A New Focus on Extension in Uganda
Recognizing this need, Uganda’s cabinet created a new government agency in July 2015, the Directorate of Agricultural Extension Services, tasked with creating a new national policy on extension. Staffed by a passionate team of agriculture and extension experts, the directorate immediately began working on the new policy. Two big challenges stood in their way.
The first challenge was to build consensus, a critical requirement, according to Patience Rwamigisa, commissioner for extension skills management. “One key finding of my Ph.D. work was that past extension reforms did not develop consensus, and as a result, stakeholders felt no sense of ownership and the policy was ignored,” said Mr. Rwamigisa.
The directorate was determined not to make the same mistake, and instead conducted extensive consultations with approximately 4,000 stakeholders from across Uganda, beginning in January 2016. To support these consultations, the directorate turned to the USAID-funded Feed the Future Enabling Environment for Agriculture (EEA) Activity, which provided funding and guidance.
Divide and Conquer
The second challenge was speed. In Uganda, like countless countries around the world, government policy usually moves slowly. “It can take years for policies to be developed,” said Ms. Byarugaba. But an agriculture policy that is stuck in bureaucratic limbo means millions of farmers denied critical resources, tools, and support to make their work easier. For the sake of Ugandan farmers, the directorate and the EEA Activity needed to move quickly.
To confront this challenge, the directorate and the EEA Activity took an innovative approach that they now promote as a best practice for policy development: developing the policy, implementation strategy, and other required documents simultaneously. The typical process would be to conduct stakeholder consultations, then develop the policy, then conduct the regulatory impact assessment, waiting for each step to be completed before beginning the next. Knowing this would take too long, the team decided to divide and conquer.
In tandem with the stakeholder consultations, a team led by the directorate drafted the national policy while an EEA consultant supported the drafting of the implementation strategy. This approach not only sped up the process, but also led to a more realistic and consensus-based policy because stakeholders were able to review drafts of the documents and give on-the-spot feedback during consultations.
Meanwhile, the EEA Activity could flag possible implementation issues and recommend revisions to the policy before it was finalized. Once complete drafts of the policy and strategy were ready, another EEA consultant moved quickly to complete the regulatory impact assessment and a third consultant created the budget, monitoring, and evaluation plan, enabling the directorate to make further tweaks to the draft policy and strategy based on these assessments.

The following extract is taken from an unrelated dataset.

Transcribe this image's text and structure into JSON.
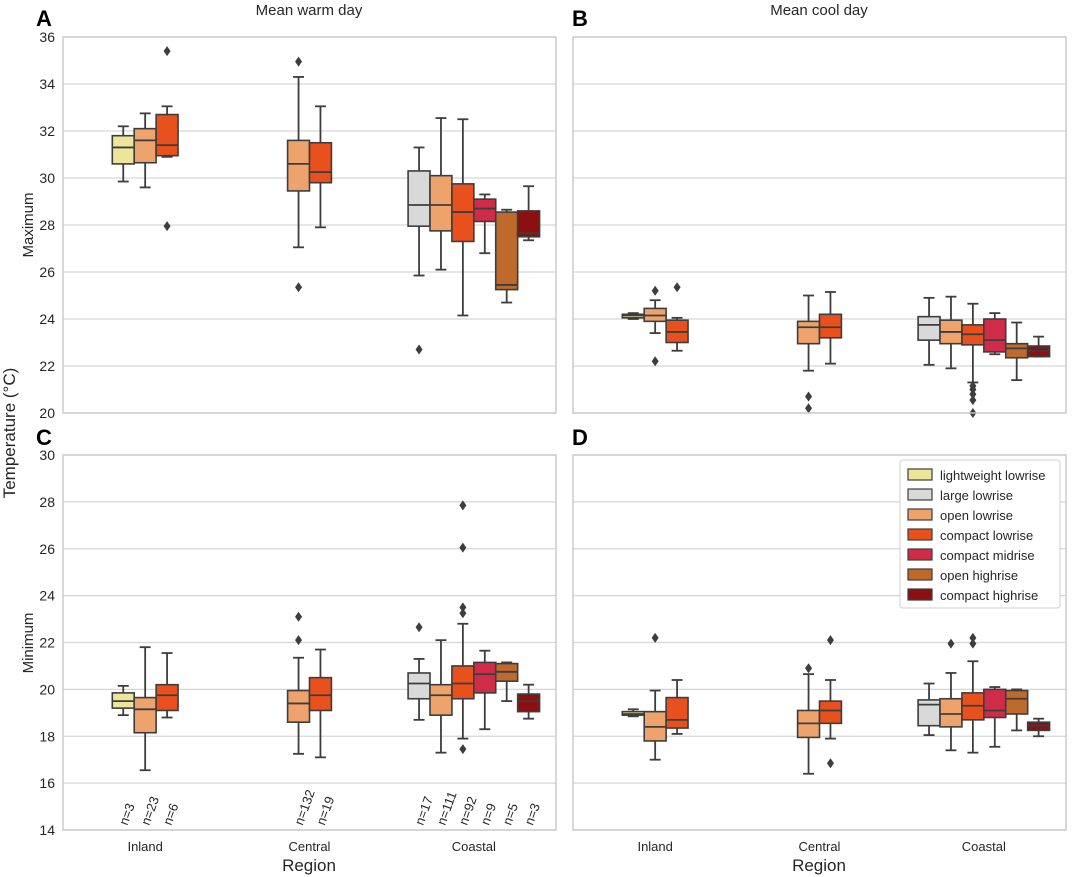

Approximately one year after its formation — in record time — the directorate submitted the policy, strategy, and accompanying documents to the Ugandan cabinet secretariat. By October 2016, the cabinet had approved the National Agricultural Extension Policy and Strategy.
The pace is noteworthy. “The Extension Directorate in the Ministry of Agriculture has shown that we can work at speed,” remarked Joy Kabatsi, minister for animal industry. “I only hope that other directorates in the Ministry of Agriculture can learn from this directorate.”